劉貴一聽到這,愈發氣得臉紅脖子粗,道:“如今這一切,還不是拜他所賜!”

“哼!你倒挺會倒打一耙呢!究竟是誰把咱們的計劃,洩露給程伯母和老侯爺的?長弋哥哥雖然抓了你爹娘來,還不是好吃好喝地供著他們,又沒有把他們怎麽了,你有什麽怨氣可使?”

蕭秀秀不知怎的,愈看這劉貴,愈不順眼,道:“若不是長弋哥哥囑咐我們留心侯府的動作,這一次,你們恐怕真的會性命不保!”

她說得心驚,想到那夜與黑衣人交手的過程,就覺得膽顫。老侯爺是真打算要陳枝等人的性命,一點兒餘手都沒有留。
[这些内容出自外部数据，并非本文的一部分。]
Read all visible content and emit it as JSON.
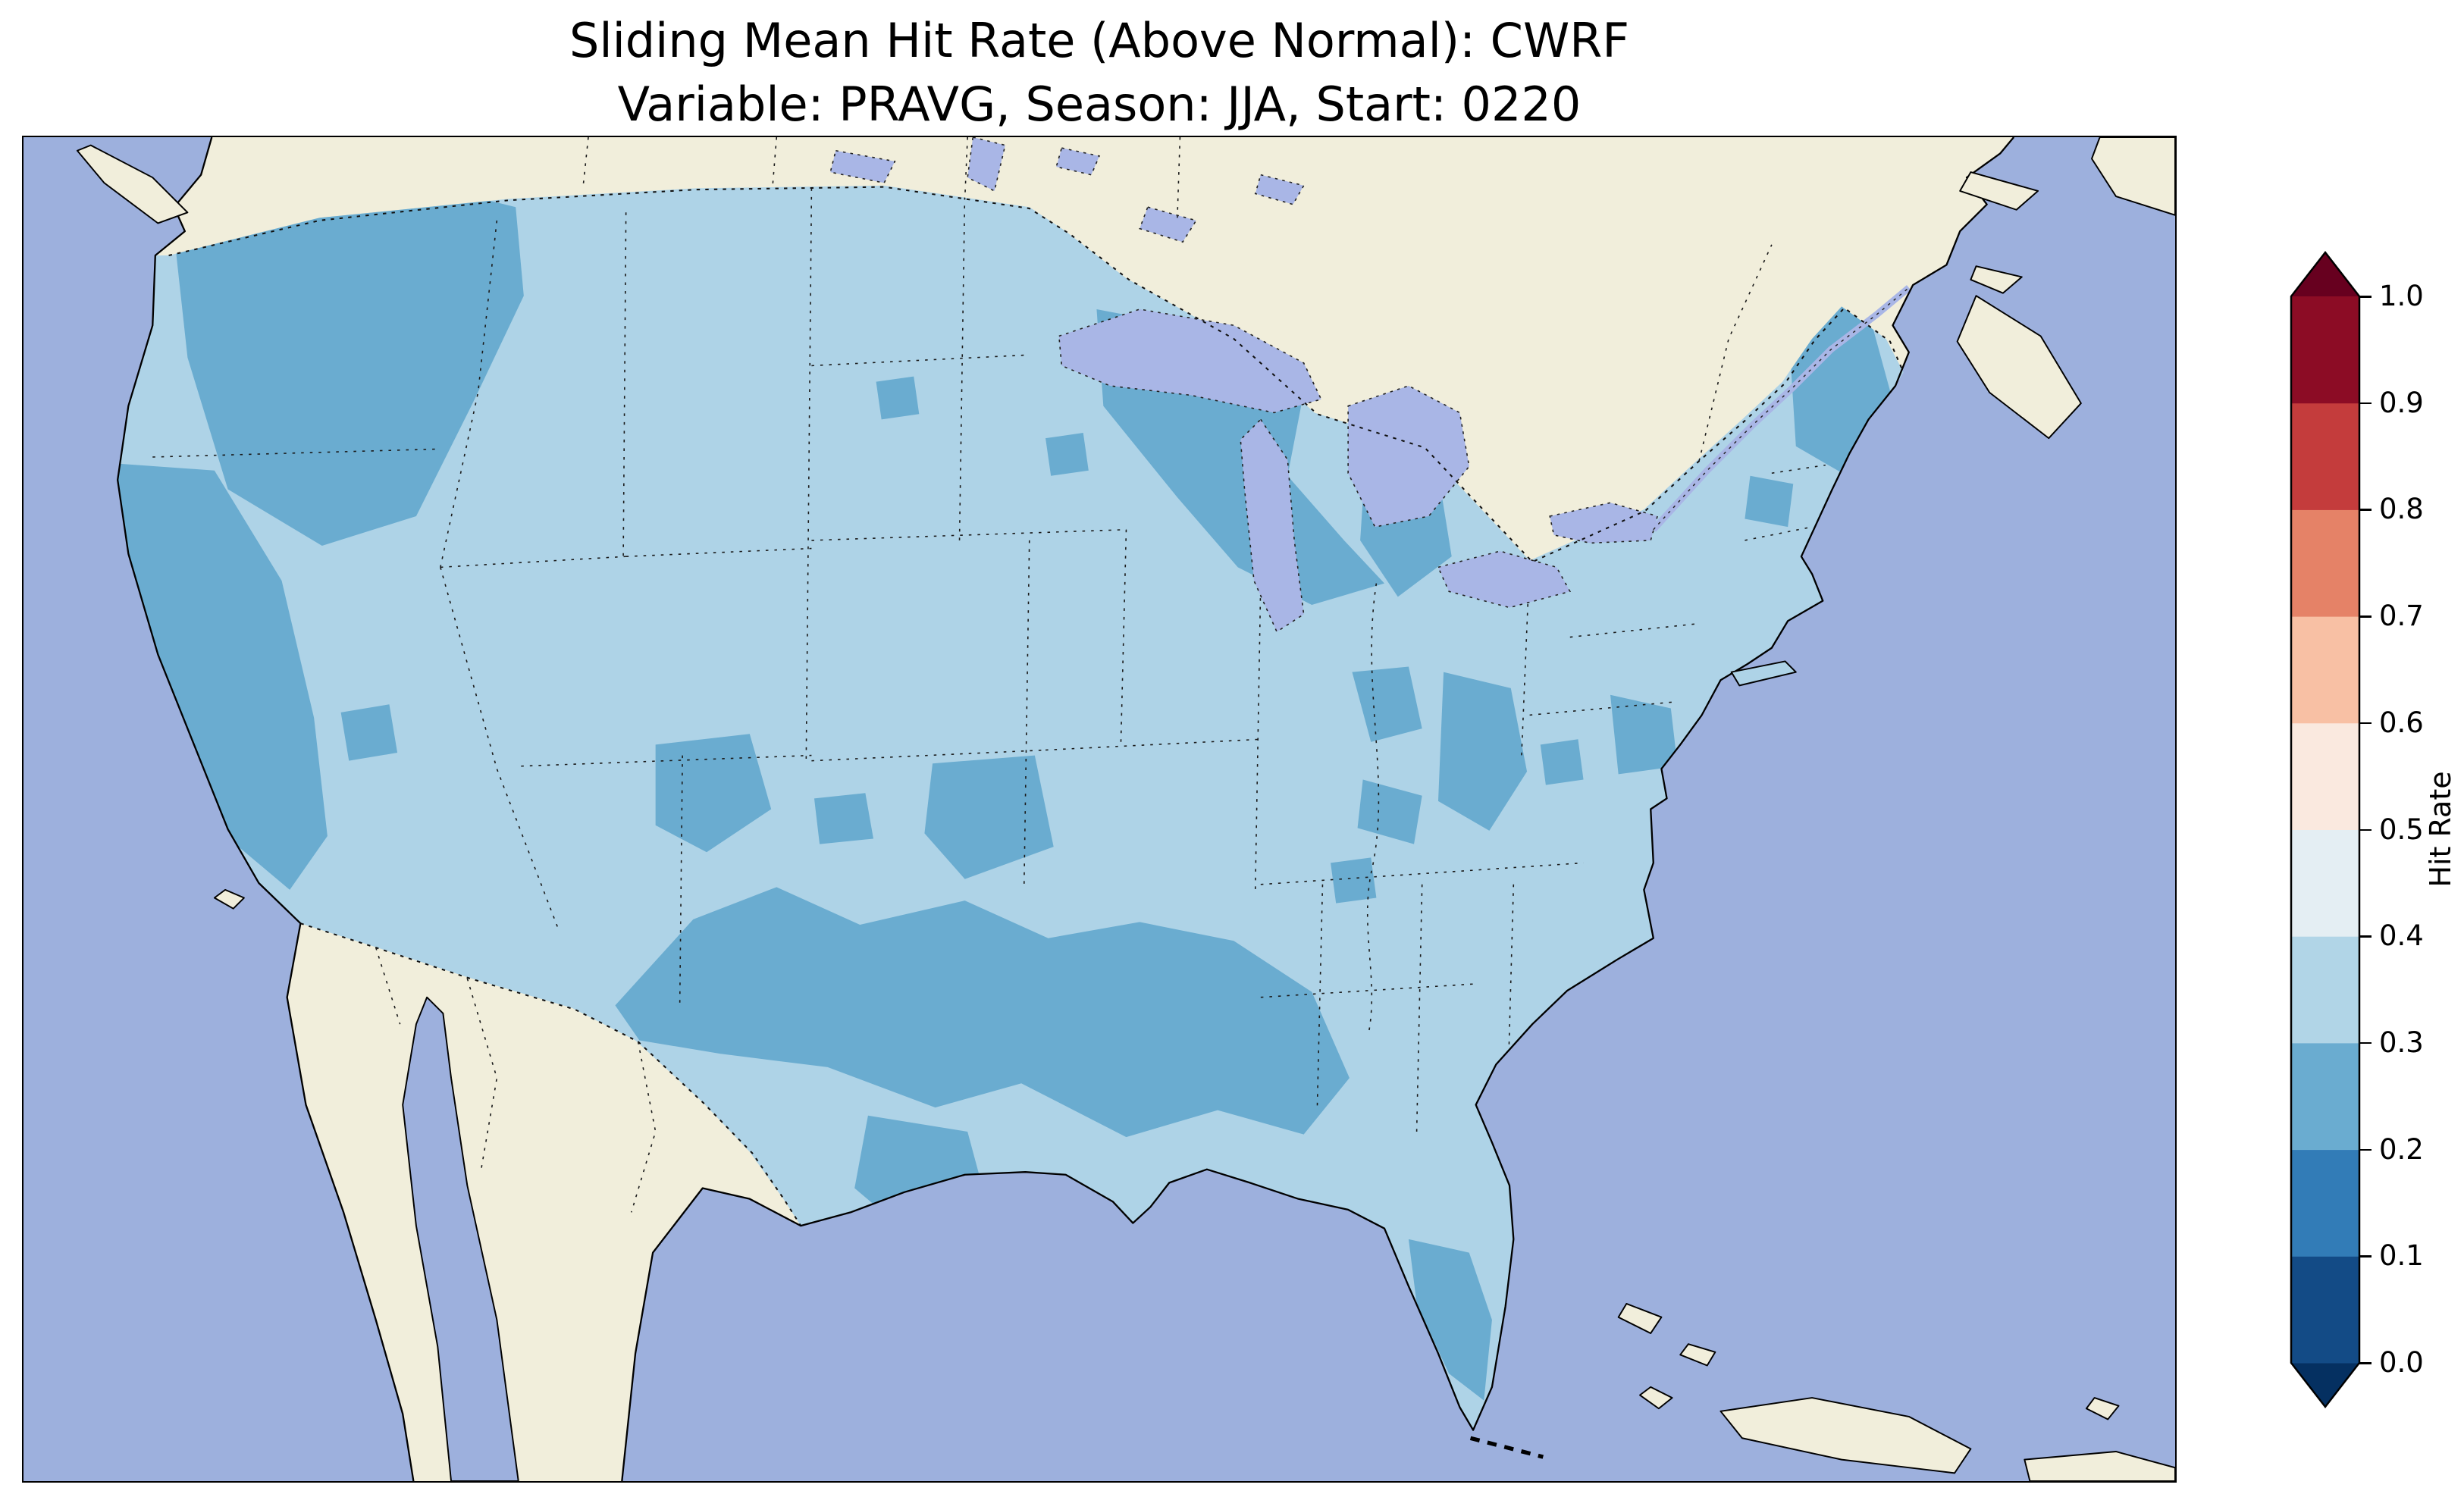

也幸好在許長弋的提醒下,蕭秀秀提前做了準備,否則,陳枝他們恐怕真要命喪懸崖。

卞丘月繼續勸解道:“阿枝,留下吧!留在太尉府,才是最安全的!”

陳枝在他們一左一右地懇求下,堅定的心弦漸漸搖擺不定……卞丘月說得沒錯,如果離京,無論她去哪兒,阿鳶都會將她找出來。
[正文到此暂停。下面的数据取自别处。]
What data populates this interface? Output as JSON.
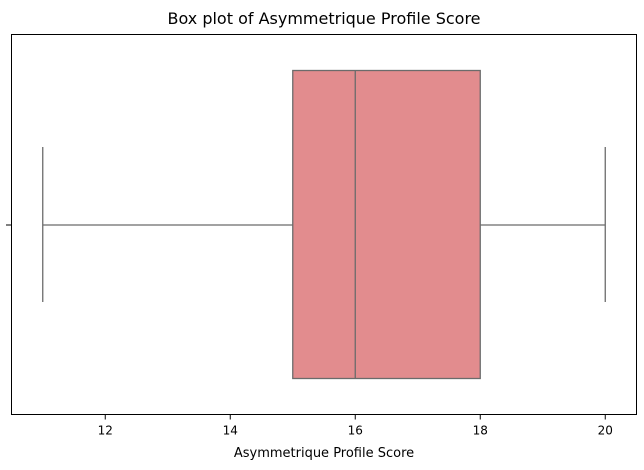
{
  "chart_data": {
    "type": "boxplot",
    "title": "Box plot of Asymmetrique Profile Score",
    "xlabel": "Asymmetrique Profile Score",
    "ylabel": "",
    "orientation": "horizontal",
    "xlim": [
      10.5,
      20.5
    ],
    "xticks": [
      12,
      14,
      16,
      18,
      20
    ],
    "xtick_labels": [
      "12",
      "14",
      "16",
      "18",
      "20"
    ],
    "grid": false,
    "box": {
      "min": 11,
      "q1": 15,
      "median": 16,
      "q3": 18,
      "max": 20
    },
    "colors": {
      "box_fill": "#e28c8e",
      "box_edge": "#6b6b6b",
      "axis": "#000000"
    }
  }
}
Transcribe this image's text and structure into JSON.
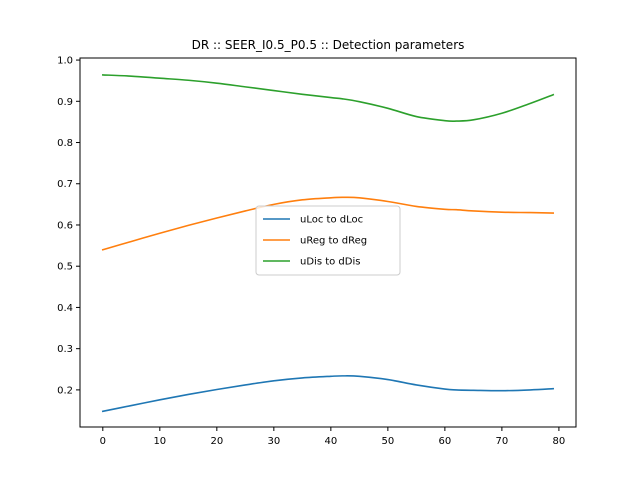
{
  "chart_data": {
    "type": "line",
    "title": "DR :: SEER_I0.5_P0.5 ::  Detection parameters",
    "xlabel": "",
    "ylabel": "",
    "xlim": [
      -4,
      83
    ],
    "ylim": [
      0.11,
      1.005
    ],
    "xticks": [
      0,
      10,
      20,
      30,
      40,
      50,
      60,
      70,
      80
    ],
    "yticks": [
      0.2,
      0.3,
      0.4,
      0.5,
      0.6,
      0.7,
      0.8,
      0.9,
      1.0
    ],
    "grid": false,
    "legend_position": "center",
    "x": [
      0,
      5,
      10,
      15,
      20,
      25,
      30,
      35,
      40,
      42,
      45,
      50,
      55,
      60,
      62,
      65,
      70,
      75,
      79
    ],
    "series": [
      {
        "name": "uLoc to dLoc",
        "color": "#1f77b4",
        "values": [
          0.148,
          0.162,
          0.176,
          0.189,
          0.201,
          0.212,
          0.222,
          0.229,
          0.233,
          0.234,
          0.233,
          0.225,
          0.212,
          0.202,
          0.2,
          0.199,
          0.198,
          0.2,
          0.203
        ]
      },
      {
        "name": "uReg to dReg",
        "color": "#ff7f0e",
        "values": [
          0.54,
          0.56,
          0.58,
          0.599,
          0.617,
          0.634,
          0.65,
          0.661,
          0.666,
          0.667,
          0.666,
          0.657,
          0.645,
          0.638,
          0.637,
          0.634,
          0.631,
          0.63,
          0.629
        ]
      },
      {
        "name": "uDis to dDis",
        "color": "#2ca02c",
        "values": [
          0.964,
          0.961,
          0.956,
          0.951,
          0.944,
          0.935,
          0.926,
          0.917,
          0.909,
          0.906,
          0.899,
          0.883,
          0.863,
          0.853,
          0.852,
          0.855,
          0.871,
          0.895,
          0.916
        ]
      }
    ]
  }
}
她原本計劃跟劉貴離京,與阿鳶從此一刀兩斷,再不阻他的前程,可沒想到,這一切,原來阿鳶都知道了。

所以,那夜的瘋狂,他、他是早有預謀的?

思及此,陳枝的面龐陡然一燙,思緒漸漸紛亂,最終對劉貴說出了那三個字——

對不起。

劉貴苦笑不已,到頭來,依然是他一個人做了一場會破滅的美夢。

“明明只差一點了,只差一點……”

上次也是,這次也是,只差最後一點,他就可以擁有陳枝。

可上天似乎在愚弄他,總是在關鍵時刻給他使絆子,讓他空歡喜一場。